Spruch:
Dem Rekurs wird nicht Folge gegeben.
Die Kosten des Rekursverfahrens sind weitere Verfahrenskosten.
Text
Begründung
Mit Bescheid vom 20. 7. 1973 erteilte das Bundesministerium für Land- und Forstwirtschaft der beklagten Partei unter bestimmten Auflagen die wasserrechtliche Bewilligung zur Ausnützung der Wasserkraft der Donau in einem bestimmten Bereich sowie zur Errichtung und zum Betrieb eines Donaukraftwerks.

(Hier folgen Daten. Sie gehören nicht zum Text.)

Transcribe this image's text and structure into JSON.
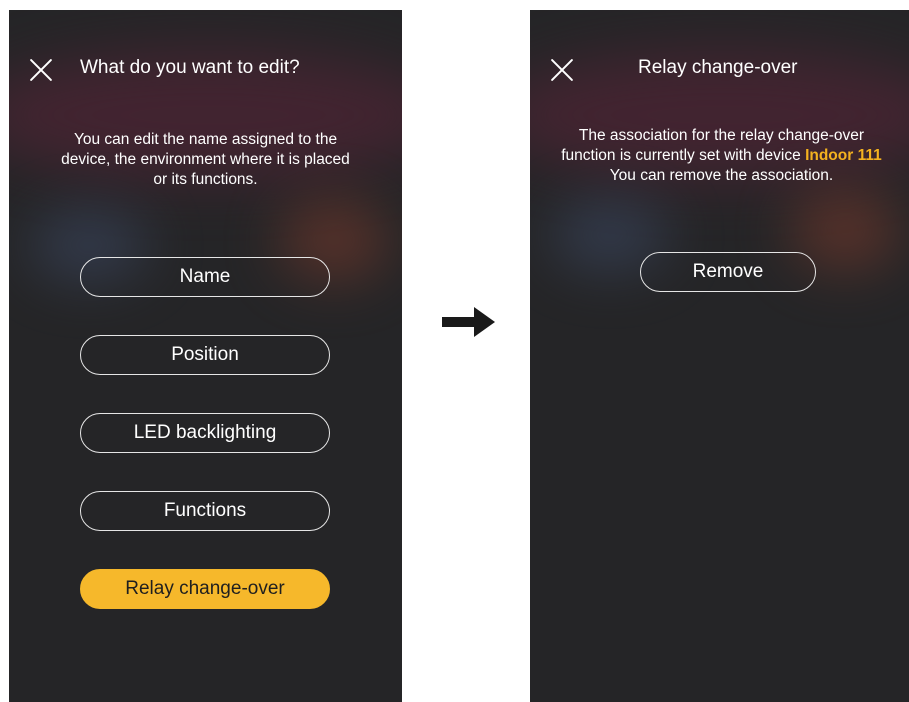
{
  "left_screen": {
    "title": "What do you want to edit?",
    "description_lines": [
      "You can edit the name assigned to the",
      "device, the environment where it is placed",
      "or its functions."
    ],
    "options": [
      {
        "label": "Name",
        "selected": false
      },
      {
        "label": "Position",
        "selected": false
      },
      {
        "label": "LED backlighting",
        "selected": false
      },
      {
        "label": "Functions",
        "selected": false
      },
      {
        "label": "Relay change-over",
        "selected": true
      }
    ]
  },
  "right_screen": {
    "title": "Relay change-over",
    "description": {
      "line1": "The association for the relay change-over",
      "line2_prefix": "function is currently set with device ",
      "device_name": "Indoor 111",
      "line3": "You can remove the association."
    },
    "remove_label": "Remove"
  },
  "icons": {
    "close": "close-icon",
    "arrow": "arrow-right-icon"
  },
  "colors": {
    "background": "#252527",
    "accent": "#f6b82b",
    "highlight_text": "#f4b21f",
    "text": "#ffffff"
  }
}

In Ansehung der Fischerei wurde insbesondere bestimmt, dass die Fischwässer weitestgehend im gleichen Umfang wie bisher zu erhalten seien; andernfalls seien im Stauraum entsprechende Besatzmaßnahmen vorzusehen, um die den neuen hydrologischen Verhältnissen entsprechenden Fischarten zu erhalten bzw zu vermehren (Punkt 133). Weiters wurde festgelegt, dass das Kraftwerksunternehmen "eine möglichst vollständige Erhaltung der fischereilich besonders wichtigen Altarme und Ausstände, ihre am unteren Ende für den Fischzug offene Verbindung mit dem Hauptgerinne, eine fischereilich günstige Gestaltung aller Zubringereinmündungen, eine fischereifreundliche Ausgestaltung aller regulierten Gewässerstrecken und neu geschaffenen Gräben und eine möglichst raue Gestaltung von Ufersicherungen in Fließstrecken sowie die Anlage von Laichplätzen anzustreben" habe (Punkt 134). Schließlich seien die Baumaßnahmen "unter größtmöglicher Bedachtnahme auf die Schonung des Fischbestandes" durchzuführen (Punkt 136).

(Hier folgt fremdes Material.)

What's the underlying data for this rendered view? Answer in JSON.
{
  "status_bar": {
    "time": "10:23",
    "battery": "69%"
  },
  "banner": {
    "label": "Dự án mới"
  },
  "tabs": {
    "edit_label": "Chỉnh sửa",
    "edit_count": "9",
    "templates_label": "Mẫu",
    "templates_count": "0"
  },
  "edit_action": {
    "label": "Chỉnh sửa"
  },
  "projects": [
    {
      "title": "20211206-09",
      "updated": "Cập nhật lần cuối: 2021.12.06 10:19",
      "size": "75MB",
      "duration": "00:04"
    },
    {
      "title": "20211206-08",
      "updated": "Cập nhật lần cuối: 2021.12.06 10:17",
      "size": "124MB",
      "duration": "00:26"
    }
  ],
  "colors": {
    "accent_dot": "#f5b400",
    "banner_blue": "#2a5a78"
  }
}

Der amtliche Sachverständige für Fischerei führte am 15. 3. 1995 zu diesem Bewilligungsbescheid aus, die Auflage zur weitestgehenden Erhaltung der Fischwässer sei nur bedingt als erfüllt zu bezeichnen, weil zwar auflagegemäße Vorkehrungen getroffen worden seien, diese aber keinen entsprechenden Erfolg gezeitigt hätten. Es sei durch den in den Jahren 1979 bis 1986 "durchgeführten Umstellungsbesatz" nicht gelungen, einen den neuen hydrologischen Verhältnissen angepassten Fischbestand aufzubauen. In mehreren Bereichen des Rückstauraums sei es zu einer verstärkten Verlandung von Altwässerbereichen und somit zur Verringerung der für die Fischerei nutzbaren Gewässerfläche gekommen.
Der von der beklagten Partei durchgeführte Umstellungsbesatz war 1986 beendet.

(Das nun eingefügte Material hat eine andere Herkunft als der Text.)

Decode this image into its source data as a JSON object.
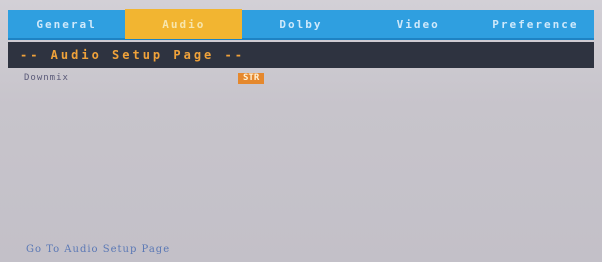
{
  "tabs": [
    {
      "label": "General"
    },
    {
      "label": "Audio"
    },
    {
      "label": "Dolby"
    },
    {
      "label": "Video"
    },
    {
      "label": "Preference"
    }
  ],
  "active_tab": "Audio",
  "header": {
    "title": "-- Audio Setup Page --"
  },
  "settings": [
    {
      "label": "Downmix",
      "value": "STR"
    }
  ],
  "footer": {
    "text": "Go To Audio Setup Page"
  },
  "colors": {
    "tab_bar": "#2f9fe0",
    "active_tab": "#f2b531",
    "header_bg": "#2e3340",
    "header_text": "#f0a23a",
    "value_highlight": "#e5882d"
  }
}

Mit Bescheid des Bundesministeriums für Land- und Forstwirtschaft vom 29. 3. 1996 wurde unter anderem ausgeführt, dass die im generellen Bewilligungsbescheid vom 20. 7. 1973 angeführten Bedingungen und Auflagen für den Bereich der Fischerei (Punkte 133, 134 und 136) als Dauervorschreibungen bzw bis zu ihrer Erfüllung weiterhin aufrecht blieben.
Der Kläger hatte mehrere Fischereireviere in dem vom Bau des Donaukraftwerks berührten Bereich verpachtet. Nach dem Bau des Kraftwerks verringerten sich die von ihm erzielten und erzielbaren Pachtentgelte, weil sich die Qualität der Reviere verschlechtert hatte und die Pächter nur zur Zahlung eines geringeren Betrags bereit waren.
Der Kläger begehrte als Ersatz für die durch das Donaukraftwerk der beklagten Partei verursachten Schäden an seinen Fischereirevieren 152.998,93 EUR und hilfsweise die Feststellung, dass die beklagte Partei ihm und seinen Rechtsnachfolgern für sämtliche Schäden an den Fischereirevieren, die durch die Errichtung des Donaukraftwerks entstanden seien, hafte.
Die beklagte Partei wendete insbesondere Verjährung des Klagsanspruchs ein.
Das Erstgericht wies das Haupt- und auch das Eventualbegehren wegen Verjährung ab. Der Kläger habe den in seinem Vermögen eingetretenen Schaden seinen eigenen Angaben nach bereits erkennen können, als die Pachteinnahmen nach der Kraftwerkserrichtung infolge reduzierter Gewässerqualität zurückgegangen seien. Dass er nur geringere Pachtentgelte erziele, habe dem Kläger unmittelbar nach jeder Fischereisaison klar sein müssen. Die für die Zeit vor dem 19. 4. 1998 geltend gemachten Ansprüche seien demnach jedenfalls verjährt, weil die Klage erst am 19. 4. 2001 beim Erstgericht eingelangt sei. Bei den danach eingetretenen Schäden handle es sich um vorhersehbare weitere Teilschäden auf Grund des Kraftwerksbaus, sodass die Verjährungsfrist bereits mit Eintritt des Primärschadens zu laufen begonnen habe, also zu dem Zeitpunkt, zu dem der Kläger erstmals nur geringere Pachtzinse erzielen konnte. Ab diesem Zeitpunkt hätte der Kläger binnen drei Jahren mit Feststellungsklage vorgehen müssen. Für den Feststellungsanspruch beginne die Verjährungsfrist ebenfalls mit dem Eintritt des Erstschadens zu laufen, sodass auch das Eventualbegehren des Klägers an der eingetretenen Verjährung scheitere.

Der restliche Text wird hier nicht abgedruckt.